Everybody knows that college sports are serious business. Students devote many hours to practice and conditioning each week, as well as traveling to away games and tournaments. But not everyone knows about the crucial role of fundraising in college sports.
Because of Hillsdale’s small size and its status as a private university, its teams must make a commitment to fundraising every year.
“We’re always coming up with new ideas,” said Chris Gravel, Hillsdale’s women’s volleyball coach. “Men’s basketball does a reverse raffle. They kind of do one huge fundraiser, whereas we do a bunch of smaller ones all year.”
A recent “smaller” fundraising project for the volleyball team was one they did this summer, for the renovation of the George Roche Sports Complex. The revamp included replacing the gym’s old hardwood floor.
“Everybody wanted to do something to sell the floor,” Gravel said.
So, he and his team set about the task of pulling up its boards, one by one. It was tedious work, but the team made a substantial profit. They had the floor made into “Charger Time” clocks and marketed them as “a piece of history.”
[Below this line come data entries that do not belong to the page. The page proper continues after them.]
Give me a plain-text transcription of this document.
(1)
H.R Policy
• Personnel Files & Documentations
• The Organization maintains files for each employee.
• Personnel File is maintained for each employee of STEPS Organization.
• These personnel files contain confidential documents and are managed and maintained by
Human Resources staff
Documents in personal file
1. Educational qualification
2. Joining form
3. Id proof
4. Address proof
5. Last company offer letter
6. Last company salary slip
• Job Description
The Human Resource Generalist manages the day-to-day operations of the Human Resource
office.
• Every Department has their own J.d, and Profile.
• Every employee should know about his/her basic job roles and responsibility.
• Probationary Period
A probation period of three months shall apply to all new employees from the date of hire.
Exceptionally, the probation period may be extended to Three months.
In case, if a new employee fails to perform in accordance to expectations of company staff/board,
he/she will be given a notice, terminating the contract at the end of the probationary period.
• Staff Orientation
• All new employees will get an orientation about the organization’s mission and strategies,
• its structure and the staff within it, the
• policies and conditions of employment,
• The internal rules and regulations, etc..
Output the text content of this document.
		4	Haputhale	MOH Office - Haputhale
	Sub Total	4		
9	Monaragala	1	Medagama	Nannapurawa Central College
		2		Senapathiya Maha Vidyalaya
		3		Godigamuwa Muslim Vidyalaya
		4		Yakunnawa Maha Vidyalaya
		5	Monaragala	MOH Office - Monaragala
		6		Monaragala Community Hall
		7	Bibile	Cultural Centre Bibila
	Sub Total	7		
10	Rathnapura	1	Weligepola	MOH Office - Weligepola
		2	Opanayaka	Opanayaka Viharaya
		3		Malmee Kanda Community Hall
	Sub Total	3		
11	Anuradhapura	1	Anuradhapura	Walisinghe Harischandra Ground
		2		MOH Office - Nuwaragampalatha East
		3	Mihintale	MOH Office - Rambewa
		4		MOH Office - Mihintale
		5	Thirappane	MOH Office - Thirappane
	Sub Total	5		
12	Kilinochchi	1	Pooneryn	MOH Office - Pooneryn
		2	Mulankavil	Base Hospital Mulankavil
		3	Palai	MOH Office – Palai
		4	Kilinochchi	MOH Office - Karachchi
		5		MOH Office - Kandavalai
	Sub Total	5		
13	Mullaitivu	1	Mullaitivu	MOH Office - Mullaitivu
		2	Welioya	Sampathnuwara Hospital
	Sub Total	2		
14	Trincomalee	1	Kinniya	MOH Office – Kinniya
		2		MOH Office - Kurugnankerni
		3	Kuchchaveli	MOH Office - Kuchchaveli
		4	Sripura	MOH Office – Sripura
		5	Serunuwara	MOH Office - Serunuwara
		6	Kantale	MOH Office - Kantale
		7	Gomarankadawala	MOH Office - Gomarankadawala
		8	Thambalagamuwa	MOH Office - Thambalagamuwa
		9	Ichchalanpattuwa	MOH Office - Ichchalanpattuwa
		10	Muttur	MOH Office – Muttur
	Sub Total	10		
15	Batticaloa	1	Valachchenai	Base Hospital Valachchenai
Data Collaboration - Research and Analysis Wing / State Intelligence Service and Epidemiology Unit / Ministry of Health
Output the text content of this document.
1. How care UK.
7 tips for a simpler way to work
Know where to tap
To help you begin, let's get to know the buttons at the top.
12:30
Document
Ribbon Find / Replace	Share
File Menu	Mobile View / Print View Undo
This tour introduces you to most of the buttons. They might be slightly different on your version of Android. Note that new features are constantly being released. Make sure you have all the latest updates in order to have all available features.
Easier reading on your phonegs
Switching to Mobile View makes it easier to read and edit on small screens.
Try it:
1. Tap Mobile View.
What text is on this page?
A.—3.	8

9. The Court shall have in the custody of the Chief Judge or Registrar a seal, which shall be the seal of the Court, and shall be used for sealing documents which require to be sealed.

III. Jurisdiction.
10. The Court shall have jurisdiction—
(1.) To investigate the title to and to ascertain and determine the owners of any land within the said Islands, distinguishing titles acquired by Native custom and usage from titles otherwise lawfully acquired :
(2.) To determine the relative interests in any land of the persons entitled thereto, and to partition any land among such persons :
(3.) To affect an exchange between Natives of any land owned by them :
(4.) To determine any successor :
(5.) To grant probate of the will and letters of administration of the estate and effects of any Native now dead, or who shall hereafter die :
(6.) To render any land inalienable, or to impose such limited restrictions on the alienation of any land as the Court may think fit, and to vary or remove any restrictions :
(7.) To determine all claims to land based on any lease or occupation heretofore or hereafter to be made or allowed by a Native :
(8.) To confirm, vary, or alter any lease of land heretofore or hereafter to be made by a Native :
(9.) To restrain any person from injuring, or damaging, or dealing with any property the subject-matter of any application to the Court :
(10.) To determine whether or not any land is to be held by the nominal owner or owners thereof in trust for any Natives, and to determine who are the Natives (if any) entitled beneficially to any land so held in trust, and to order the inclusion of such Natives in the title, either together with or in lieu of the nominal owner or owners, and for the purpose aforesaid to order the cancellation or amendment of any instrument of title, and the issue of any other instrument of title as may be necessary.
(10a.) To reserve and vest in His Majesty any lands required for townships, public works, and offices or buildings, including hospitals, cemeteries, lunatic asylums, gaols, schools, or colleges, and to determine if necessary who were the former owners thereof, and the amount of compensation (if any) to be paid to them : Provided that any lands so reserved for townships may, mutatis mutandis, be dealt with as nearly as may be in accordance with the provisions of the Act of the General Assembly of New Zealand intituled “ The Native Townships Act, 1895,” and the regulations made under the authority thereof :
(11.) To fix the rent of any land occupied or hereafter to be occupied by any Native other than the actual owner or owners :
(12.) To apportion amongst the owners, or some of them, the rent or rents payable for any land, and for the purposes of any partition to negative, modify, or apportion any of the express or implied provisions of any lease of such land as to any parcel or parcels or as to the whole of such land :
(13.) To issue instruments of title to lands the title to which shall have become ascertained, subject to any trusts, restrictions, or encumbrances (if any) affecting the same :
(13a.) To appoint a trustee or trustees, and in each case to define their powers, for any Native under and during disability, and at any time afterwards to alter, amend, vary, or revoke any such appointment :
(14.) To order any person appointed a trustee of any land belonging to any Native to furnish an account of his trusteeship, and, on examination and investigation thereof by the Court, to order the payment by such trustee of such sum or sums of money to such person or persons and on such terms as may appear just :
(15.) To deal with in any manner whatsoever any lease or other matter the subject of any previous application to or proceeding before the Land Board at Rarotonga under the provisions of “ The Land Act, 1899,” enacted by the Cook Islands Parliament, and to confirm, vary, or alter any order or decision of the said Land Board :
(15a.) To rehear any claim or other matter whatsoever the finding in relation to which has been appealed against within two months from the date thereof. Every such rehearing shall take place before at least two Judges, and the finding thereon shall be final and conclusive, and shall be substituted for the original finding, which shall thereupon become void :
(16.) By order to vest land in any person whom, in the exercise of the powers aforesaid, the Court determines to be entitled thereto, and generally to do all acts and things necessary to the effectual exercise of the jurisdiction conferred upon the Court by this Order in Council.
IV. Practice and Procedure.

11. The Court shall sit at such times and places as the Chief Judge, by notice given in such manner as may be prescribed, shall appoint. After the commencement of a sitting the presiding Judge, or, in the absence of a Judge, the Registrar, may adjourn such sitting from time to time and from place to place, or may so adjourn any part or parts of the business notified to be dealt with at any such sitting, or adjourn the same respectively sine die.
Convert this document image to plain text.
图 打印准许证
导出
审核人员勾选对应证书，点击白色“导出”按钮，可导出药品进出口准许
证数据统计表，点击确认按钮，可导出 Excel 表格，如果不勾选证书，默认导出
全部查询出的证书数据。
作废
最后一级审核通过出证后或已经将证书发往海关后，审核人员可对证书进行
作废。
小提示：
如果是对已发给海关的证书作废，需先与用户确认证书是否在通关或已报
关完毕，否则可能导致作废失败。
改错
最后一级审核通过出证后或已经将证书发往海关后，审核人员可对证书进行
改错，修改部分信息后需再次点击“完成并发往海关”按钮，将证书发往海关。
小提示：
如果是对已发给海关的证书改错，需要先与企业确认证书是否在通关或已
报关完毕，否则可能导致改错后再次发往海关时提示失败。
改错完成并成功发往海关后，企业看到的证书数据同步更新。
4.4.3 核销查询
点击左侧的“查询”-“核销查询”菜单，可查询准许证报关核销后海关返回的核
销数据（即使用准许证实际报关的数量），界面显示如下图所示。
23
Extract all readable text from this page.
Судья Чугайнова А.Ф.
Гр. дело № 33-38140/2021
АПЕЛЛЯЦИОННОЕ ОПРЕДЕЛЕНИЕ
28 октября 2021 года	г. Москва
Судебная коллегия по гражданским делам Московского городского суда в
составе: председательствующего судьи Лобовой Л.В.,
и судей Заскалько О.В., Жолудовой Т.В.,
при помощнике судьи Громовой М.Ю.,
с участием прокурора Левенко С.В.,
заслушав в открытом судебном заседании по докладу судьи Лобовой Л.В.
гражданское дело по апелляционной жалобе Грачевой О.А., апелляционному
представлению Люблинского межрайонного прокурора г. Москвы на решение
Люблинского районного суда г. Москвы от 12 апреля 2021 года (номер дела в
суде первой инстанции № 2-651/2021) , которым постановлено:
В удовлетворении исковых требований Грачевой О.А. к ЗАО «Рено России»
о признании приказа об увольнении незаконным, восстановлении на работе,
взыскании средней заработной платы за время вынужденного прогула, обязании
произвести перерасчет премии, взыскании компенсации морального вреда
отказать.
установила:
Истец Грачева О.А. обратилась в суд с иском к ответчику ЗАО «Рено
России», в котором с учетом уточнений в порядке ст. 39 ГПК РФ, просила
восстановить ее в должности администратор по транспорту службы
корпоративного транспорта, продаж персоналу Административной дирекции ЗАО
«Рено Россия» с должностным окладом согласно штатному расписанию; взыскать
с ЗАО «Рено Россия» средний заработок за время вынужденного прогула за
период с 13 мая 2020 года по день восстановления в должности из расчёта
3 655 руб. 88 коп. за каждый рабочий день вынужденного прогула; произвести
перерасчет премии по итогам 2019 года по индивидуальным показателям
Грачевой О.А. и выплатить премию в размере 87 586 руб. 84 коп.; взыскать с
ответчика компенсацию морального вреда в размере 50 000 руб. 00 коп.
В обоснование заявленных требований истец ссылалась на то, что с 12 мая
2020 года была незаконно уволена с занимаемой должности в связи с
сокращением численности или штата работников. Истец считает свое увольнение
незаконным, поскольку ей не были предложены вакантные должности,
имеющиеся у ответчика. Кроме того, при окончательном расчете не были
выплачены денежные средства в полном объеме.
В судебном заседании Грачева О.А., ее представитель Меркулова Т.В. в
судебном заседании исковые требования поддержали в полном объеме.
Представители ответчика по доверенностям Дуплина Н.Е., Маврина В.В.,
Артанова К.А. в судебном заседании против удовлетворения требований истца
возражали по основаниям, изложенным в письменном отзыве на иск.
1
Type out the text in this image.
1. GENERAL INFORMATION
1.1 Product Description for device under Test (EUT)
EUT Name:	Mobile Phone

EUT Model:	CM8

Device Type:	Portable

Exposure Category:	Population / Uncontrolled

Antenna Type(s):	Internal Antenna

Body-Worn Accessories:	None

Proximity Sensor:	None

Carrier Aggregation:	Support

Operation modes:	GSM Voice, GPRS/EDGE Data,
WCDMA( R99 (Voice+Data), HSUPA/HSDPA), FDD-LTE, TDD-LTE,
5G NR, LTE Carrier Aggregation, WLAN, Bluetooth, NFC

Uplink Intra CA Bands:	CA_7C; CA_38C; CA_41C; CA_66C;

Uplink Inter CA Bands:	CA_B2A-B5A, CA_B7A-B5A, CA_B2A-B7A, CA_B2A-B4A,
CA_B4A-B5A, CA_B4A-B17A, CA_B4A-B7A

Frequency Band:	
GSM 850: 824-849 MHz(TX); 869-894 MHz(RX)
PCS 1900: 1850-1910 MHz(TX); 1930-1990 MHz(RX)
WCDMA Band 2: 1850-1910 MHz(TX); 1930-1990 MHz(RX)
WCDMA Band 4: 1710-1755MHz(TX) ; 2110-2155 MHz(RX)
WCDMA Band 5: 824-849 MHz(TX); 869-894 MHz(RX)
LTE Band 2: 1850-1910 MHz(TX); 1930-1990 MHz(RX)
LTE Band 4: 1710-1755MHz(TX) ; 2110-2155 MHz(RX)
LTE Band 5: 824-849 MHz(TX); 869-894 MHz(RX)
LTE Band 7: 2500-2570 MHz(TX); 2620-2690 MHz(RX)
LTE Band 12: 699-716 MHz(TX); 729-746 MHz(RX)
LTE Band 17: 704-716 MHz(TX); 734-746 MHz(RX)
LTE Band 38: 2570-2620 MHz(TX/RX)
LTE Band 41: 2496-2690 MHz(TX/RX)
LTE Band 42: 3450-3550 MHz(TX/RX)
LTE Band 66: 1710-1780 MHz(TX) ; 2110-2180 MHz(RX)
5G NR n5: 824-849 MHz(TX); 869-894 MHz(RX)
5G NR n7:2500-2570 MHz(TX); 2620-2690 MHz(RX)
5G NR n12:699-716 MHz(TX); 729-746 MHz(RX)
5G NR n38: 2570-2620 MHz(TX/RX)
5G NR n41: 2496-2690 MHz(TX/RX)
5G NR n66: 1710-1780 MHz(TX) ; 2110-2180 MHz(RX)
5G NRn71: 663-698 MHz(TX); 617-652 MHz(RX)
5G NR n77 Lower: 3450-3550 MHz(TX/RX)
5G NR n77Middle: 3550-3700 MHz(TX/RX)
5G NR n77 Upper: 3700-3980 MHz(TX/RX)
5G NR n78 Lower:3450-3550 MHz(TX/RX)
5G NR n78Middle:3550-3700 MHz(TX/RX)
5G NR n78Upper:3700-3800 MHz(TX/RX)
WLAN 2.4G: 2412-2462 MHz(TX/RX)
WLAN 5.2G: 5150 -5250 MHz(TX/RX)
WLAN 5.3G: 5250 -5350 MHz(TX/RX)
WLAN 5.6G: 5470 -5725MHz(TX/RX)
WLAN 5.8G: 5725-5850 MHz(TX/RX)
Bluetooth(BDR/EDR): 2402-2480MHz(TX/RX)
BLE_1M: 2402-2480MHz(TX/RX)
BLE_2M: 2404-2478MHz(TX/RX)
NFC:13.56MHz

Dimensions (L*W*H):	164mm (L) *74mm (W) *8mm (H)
While Gravel and his head assistant coach are mostly responsible for the fundraising ideas, the players must devote a specified amount of time to fundraising activities, including running concessions at home basketball games and hosting a golf outing every summer. The women are also given the names of businesses they must reach out to for sponsorship.
“It’s an ongoing process,” Gravel said. “It’s made to help cover budgets and hopefully, once every four years, do something extra.”
That something extra in 2013 was a tour to Austria and Italy. The team had all of the trip’s costs covered one month prior to departure. While abroad, the Chargers played four professional volleyball teams and went 3-1.
“The team that we lost to was an all-star team, and they were really good,” Gravel said.
The volleyball team has its own plan for yearly fundraising, as does each Hillsdale College sports team. The swimming coach hosts kids’ swim nights. The baseball team does the parking at football games and big track events.
An interview with Laura Klutsarits, women’s softball coach at nearby Siena Heights University, a Catholic institution comparable to Hillsdale in size, revealed similar fundraising strategies. Klutsarits’ assistant coach worked at Hillsdale College for one year and learned about the men’s basketball reverse raffle here. Now, Siena’s annual reverse raffle is the softball team’s biggest fundraiser, bringing in about $15,000.
Fundraising is something Siena coaches tell their players about before they even start school there.
“You have to have buy-in from all of your players,” Kutsarits said. “The reverse raffle is something we talk about through the recruiting process so that students who are coming here know that this is something they’re going to have to do. We require x amount of tickets per student, and they’re responsible for that. Whether they’re buying them themselves or whether they’re selling them is totally up to them.”
Several of Siena’s sports teams work concession stands for NASCAR races at Michigan International Speedway. The teams send between 70 and 80 students there during weekends of NASCAR’s summer season.
“Fundraising is such a vital part of being on a sports team,” Charger sophomore and swimmer Hannah Leitner said. “It’s kind of our way of giving back.”